Simmering ethnic tensions, rising violence in many parts of the country as well as the electoral board’s lack of preparation are creating serious concerns ahead of the forthcoming August 29 elections.
In recent months, there have been growing clashes in a number of regions. Some universities have also become epicentres of inter-group conflicts.
Recently, there was a shocking incident when dozens of female university students were kidnapped in the country’s South west by an undisclosed group.
The fate of some of the kidnapped students is still unknown. And as a result, the government of Abiy Ahmed remains under fire, accused of doing little to rescue them and failing to contain violence in large parts of the country.
Furthermore, there is fierce fighting in the Oromia region.
As these potential setbacks remain far from being resolved, questions are being raised on whether the country is ready to conduct the upcoming General Election.
“Given the simmering turmoil, I doubt whether Ethiopia can hold the election as planned and in a credible and democratic way,” Metta-Alem Sinishaw, a political specialist on Ethiopia and Horn of Africa, told The East African.
“The ongoing instability and lack of security undercuts the magnitude of participation in certain areas and potential cancellation, particularly in Oromo region,” he added.
Since Prime Minister Abiy Ahmed assumed office in April 2018, Ethiopia has seen major developments including a series of political and economic reforms.
However, his reforms have also attracted conflict of interests among different groups triggering rivalries that have spilled into violence in parts of the country.

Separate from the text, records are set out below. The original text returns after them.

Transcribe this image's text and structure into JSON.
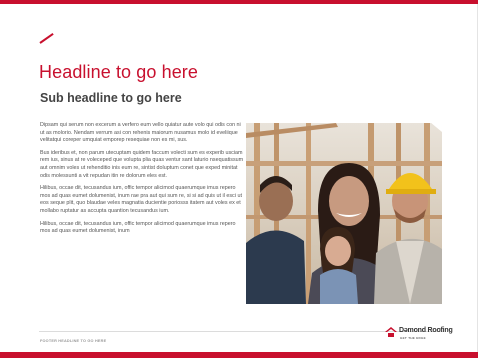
{
  "document": {
    "headline": "Headline to go here",
    "subheadline": "Sub headline to go here",
    "paragraphs": [
      "Dipsam qui serum non excerum a verfero eum vello quiatur aute volo qui odis con ni ut as molorio. Nendam verrum asi con rehenis maiorum nusamus molo id eveliique velitatqui coreper umquiat emporep resequiae non es mi, sus.",
      "Bus ideribus et, non parum utecuptam quidem faccum volecti sum es experib usciam rem ius, sinus at re voleceped que volupta plia quas ventur sant laturio nsequatissum aut omnim voles ut rehenditio inis eum re, sintist doluptum conet que exped minitat odis molessunti a vit repudan itin re dolorum eles est.",
      "Hilibus, occae dit, tecusandus ium, offic tempor alicimod quaerumque imus repero mos ad quas eumet dolumenist, inum rae pra aut qui sum re, si si ad quis ut il esci ut eos seque plit, quo blaudae veles magnatia ducientie poriosss itatem aut voles ex et mollabo ruptatur as accupta quantion tecusandus ium.",
      "Hilibus, occae dit, tecusandus ium, offic tempor alicimod quaerumque imus repero mos ad quas eumet dolumenist, inum"
    ]
  },
  "footer": {
    "text": "FOOTER HEADLINE TO GO HERE"
  },
  "logo": {
    "name": "Dǝmond Roofing",
    "tagline": "GET THE EDGE",
    "icon": "house-roof-icon"
  },
  "colors": {
    "accent": "#c8102e",
    "body_text": "#555555",
    "footer_text": "#9a9a9a"
  }
}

There are unresolved ethnic conflicts that could exacerbate the already difficult environment for holding a fair and free election.
During the past two years, continued clashes and extended violence have led to more than thousands of people being displaced.
Last year, security concerns forced the Ethiopian government to postpone the national census, a move seen then as an early sign that the upcoming election could also be rescheduled.
The electoral board’s ability to conduct a fair election has also been questioned.
Argawi Berhe, the leader of the opposition Tigray Democratic Party (TDP) who returned home after over two decades in exile, says the electoral board and the government need to set the stage for a free and fair election.
The Ethiopian government has pledged put in place an automated system and conduct a fair, free and democratic election.